We present here a critical comparison of the two latest mouse genome assemblies. The utility of the combined genomes is further demonstrated by comparing them with the human 'golden path' and through a subsequent analysis of a resulting conserved sequence element (CSE) database, which allows us to identify over 6,000 potential novel genes and to derive independent estimates of the number of human protein-coding genes.

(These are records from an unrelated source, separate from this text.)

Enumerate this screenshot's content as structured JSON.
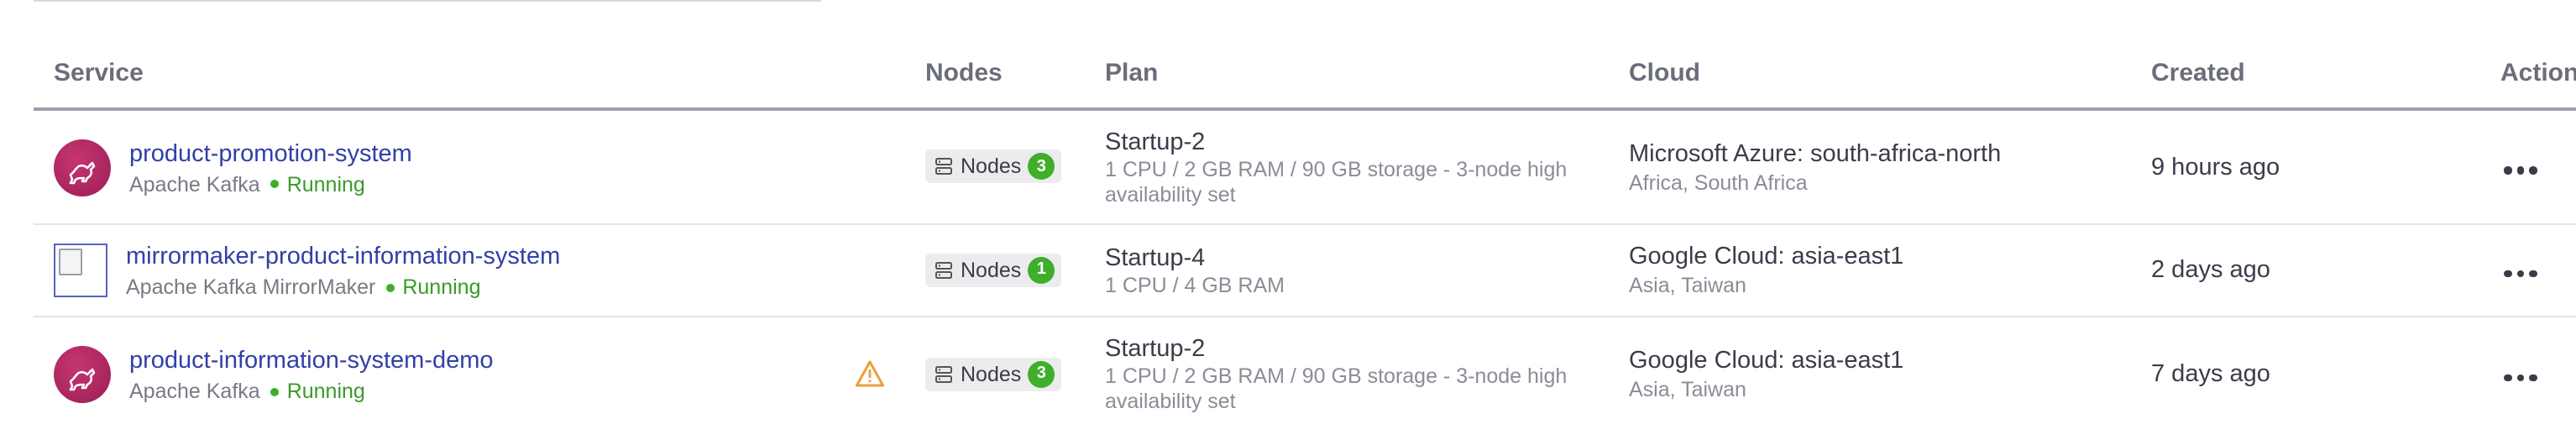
{
  "table": {
    "headers": {
      "service": "Service",
      "nodes": "Nodes",
      "plan": "Plan",
      "cloud": "Cloud",
      "created": "Created",
      "action": "Action"
    },
    "rows": [
      {
        "name": "product-promotion-system",
        "type": "Apache Kafka",
        "status": "Running",
        "icon": "kafka-icon",
        "nodes_label": "Nodes",
        "nodes_count": "3",
        "plan": "Startup-2",
        "plan_desc": "1 CPU / 2 GB RAM / 90 GB storage - 3-node high availability set",
        "cloud": "Microsoft Azure: south-africa-north",
        "region": "Africa, South Africa",
        "created": "9 hours ago",
        "warning": false
      },
      {
        "name": "mirrormaker-product-information-system",
        "type": "Apache Kafka MirrorMaker",
        "status": "Running",
        "icon": "broken-image-icon",
        "nodes_label": "Nodes",
        "nodes_count": "1",
        "plan": "Startup-4",
        "plan_desc": "1 CPU / 4 GB RAM",
        "cloud": "Google Cloud: asia-east1",
        "region": "Asia, Taiwan",
        "created": "2 days ago",
        "warning": false
      },
      {
        "name": "product-information-system-demo",
        "type": "Apache Kafka",
        "status": "Running",
        "icon": "kafka-icon",
        "nodes_label": "Nodes",
        "nodes_count": "3",
        "plan": "Startup-2",
        "plan_desc": "1 CPU / 2 GB RAM / 90 GB storage - 3-node high availability set",
        "cloud": "Google Cloud: asia-east1",
        "region": "Asia, Taiwan",
        "created": "7 days ago",
        "warning": true
      }
    ]
  },
  "colors": {
    "link": "#3140a8",
    "running": "#3a9a28",
    "badge_count": "#3fae2a",
    "warning": "#e8a13a",
    "kafka_avatar": "#b12a63"
  }
}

The Celera and public mouse assemblies differ in about 10% of the mouse genome. Each assembly has advantages over the other: Celera has higher accuracy in base-pairs and overall higher coverage of the genome; the public assembly, however, has higher sequence quality in some newly finished bacterial artificial chromosome clone (BAC) regions and the data are freely accessible. Perhaps most important, by combining both assemblies, we can get a better annotation of the human genome; in particular, we can obtain the most complete set of CSEs, one third of which are related to known genes and some others are related to other functional genomic regions. More than half the CSEs are of unknown function. From the CSEs, we estimate the total number of human protein-coding genes to be about 40,000. This searchable publicly available online CSEdb will expedite new discoveries through comparative genomics.
小鼠和人类基因组草图的可得性标志着比较哺乳动物基因组学新时代的开始。来自公共小鼠基因组测序联盟和赛莱拉基因组公司的两个可用小鼠基因组组装体,是使用不同的克隆文库和不同的组装方法获得的。

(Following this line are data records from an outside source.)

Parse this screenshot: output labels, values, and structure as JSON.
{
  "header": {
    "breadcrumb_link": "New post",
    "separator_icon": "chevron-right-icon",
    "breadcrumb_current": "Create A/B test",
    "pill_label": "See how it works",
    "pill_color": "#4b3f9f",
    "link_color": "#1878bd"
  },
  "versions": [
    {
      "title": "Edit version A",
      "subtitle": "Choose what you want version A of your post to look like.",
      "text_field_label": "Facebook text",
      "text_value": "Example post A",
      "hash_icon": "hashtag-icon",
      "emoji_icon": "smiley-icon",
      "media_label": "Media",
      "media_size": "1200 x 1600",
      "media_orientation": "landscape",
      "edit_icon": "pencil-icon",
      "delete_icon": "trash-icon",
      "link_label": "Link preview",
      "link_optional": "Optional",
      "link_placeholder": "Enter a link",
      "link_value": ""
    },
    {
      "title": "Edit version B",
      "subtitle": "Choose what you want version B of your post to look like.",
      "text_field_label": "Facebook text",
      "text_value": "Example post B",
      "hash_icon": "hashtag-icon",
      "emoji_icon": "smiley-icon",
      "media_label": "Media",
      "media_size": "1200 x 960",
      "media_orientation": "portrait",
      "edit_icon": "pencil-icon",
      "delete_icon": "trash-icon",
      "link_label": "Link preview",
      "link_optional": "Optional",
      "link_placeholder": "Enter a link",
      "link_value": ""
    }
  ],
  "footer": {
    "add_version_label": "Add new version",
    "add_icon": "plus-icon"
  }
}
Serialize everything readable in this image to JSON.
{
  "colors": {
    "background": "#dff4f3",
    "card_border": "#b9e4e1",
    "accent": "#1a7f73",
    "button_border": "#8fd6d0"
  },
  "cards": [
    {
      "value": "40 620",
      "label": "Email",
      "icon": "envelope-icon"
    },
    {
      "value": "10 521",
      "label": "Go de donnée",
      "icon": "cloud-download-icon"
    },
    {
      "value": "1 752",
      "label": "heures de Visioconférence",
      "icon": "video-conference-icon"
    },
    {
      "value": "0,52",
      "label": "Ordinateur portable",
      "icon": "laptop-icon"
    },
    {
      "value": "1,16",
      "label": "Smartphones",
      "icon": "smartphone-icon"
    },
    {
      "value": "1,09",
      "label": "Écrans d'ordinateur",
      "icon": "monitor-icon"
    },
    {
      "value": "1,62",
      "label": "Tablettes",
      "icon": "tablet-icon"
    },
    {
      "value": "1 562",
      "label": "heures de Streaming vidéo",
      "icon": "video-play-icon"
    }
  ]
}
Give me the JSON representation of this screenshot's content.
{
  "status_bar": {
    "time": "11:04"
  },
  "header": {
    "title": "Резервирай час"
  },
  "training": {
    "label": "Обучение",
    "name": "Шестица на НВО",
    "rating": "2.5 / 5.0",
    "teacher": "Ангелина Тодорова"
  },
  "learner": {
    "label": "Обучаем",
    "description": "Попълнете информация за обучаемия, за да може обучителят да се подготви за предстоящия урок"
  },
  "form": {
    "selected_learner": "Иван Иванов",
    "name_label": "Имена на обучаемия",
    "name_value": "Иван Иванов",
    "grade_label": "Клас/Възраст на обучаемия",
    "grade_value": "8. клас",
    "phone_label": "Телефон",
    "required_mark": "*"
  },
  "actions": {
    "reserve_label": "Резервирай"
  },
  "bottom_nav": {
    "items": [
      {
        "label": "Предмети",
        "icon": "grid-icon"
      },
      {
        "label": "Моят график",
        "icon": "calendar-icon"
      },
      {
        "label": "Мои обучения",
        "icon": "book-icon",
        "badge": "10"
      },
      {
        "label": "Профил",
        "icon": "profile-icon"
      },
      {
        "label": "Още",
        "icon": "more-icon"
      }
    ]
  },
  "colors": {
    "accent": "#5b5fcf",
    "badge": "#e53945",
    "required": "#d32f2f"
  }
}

我们在此对两个最新的小鼠基因组组装体进行了关键比较。通过将它们与人类“黄金路径”进行比较,并对由此产生的保守序列元件(CSE)数据库进行后续分析,进一步证明了组合基因组的效用,这使我们能够识别出6000多个潜在的新基因,并得出人类蛋白质编码基因数量的独立估计值。

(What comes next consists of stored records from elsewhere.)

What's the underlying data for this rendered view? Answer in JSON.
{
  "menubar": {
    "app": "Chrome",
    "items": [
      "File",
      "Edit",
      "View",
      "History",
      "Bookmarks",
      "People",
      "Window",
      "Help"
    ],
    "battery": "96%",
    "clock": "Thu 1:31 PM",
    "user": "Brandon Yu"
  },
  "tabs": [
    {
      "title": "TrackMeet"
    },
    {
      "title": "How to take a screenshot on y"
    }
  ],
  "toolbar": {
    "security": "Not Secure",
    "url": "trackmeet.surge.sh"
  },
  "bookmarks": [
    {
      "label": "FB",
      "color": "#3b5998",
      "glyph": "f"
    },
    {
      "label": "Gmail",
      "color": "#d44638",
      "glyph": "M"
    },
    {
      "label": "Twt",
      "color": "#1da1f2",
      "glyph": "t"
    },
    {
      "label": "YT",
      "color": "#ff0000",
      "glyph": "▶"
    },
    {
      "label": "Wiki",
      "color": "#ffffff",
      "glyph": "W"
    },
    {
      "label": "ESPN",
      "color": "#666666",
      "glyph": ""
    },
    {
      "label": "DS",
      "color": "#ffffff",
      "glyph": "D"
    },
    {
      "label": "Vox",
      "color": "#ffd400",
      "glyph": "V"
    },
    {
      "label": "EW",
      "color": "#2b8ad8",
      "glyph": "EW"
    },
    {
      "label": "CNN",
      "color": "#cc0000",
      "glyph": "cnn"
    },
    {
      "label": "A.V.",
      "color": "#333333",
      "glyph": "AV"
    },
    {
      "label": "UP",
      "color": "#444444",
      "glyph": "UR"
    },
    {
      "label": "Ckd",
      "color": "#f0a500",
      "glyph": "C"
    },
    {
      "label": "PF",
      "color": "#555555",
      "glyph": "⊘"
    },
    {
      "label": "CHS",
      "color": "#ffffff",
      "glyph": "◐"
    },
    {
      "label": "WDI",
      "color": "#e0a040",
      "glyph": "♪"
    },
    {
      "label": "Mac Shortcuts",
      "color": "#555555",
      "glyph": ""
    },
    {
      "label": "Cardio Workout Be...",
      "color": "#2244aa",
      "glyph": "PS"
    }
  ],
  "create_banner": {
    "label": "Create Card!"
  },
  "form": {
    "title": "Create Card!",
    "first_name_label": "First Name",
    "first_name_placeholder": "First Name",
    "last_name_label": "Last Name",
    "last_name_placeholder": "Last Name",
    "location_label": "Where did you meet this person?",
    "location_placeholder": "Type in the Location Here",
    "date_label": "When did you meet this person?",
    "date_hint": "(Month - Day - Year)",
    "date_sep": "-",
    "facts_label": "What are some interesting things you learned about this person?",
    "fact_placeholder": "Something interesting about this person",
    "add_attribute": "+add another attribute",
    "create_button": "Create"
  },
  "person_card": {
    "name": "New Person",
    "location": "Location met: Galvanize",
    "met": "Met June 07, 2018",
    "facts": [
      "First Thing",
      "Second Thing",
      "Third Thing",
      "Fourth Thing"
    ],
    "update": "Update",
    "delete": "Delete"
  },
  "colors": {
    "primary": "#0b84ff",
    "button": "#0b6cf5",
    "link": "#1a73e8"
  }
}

赛莱拉和公共小鼠组装体在约10%的小鼠基因组中存在差异。每个组装体都有其优于另一个的地方:赛莱拉在碱基对方面具有更高的准确性,并且基因组的整体覆盖率更高;然而,公共组装体在一些新完成的细菌人工染色体克隆(BAC)区域具有更高的序列质量,并且数据可免费获取。也许最重要的是,通过结合这两个组装体,我们可以更好地注释人类基因组;特别是,我们可以获得最完整的CSE集合,其中三分之一与已知基因相关,其他一些与其他功能基因组区域相关。超过一半的CSE功能未知。从CSE中,我们估计人类蛋白质编码基因的总数约为40000个。这个可搜索的公开在线CSE数据库将通过比较基因组学加速新的发现。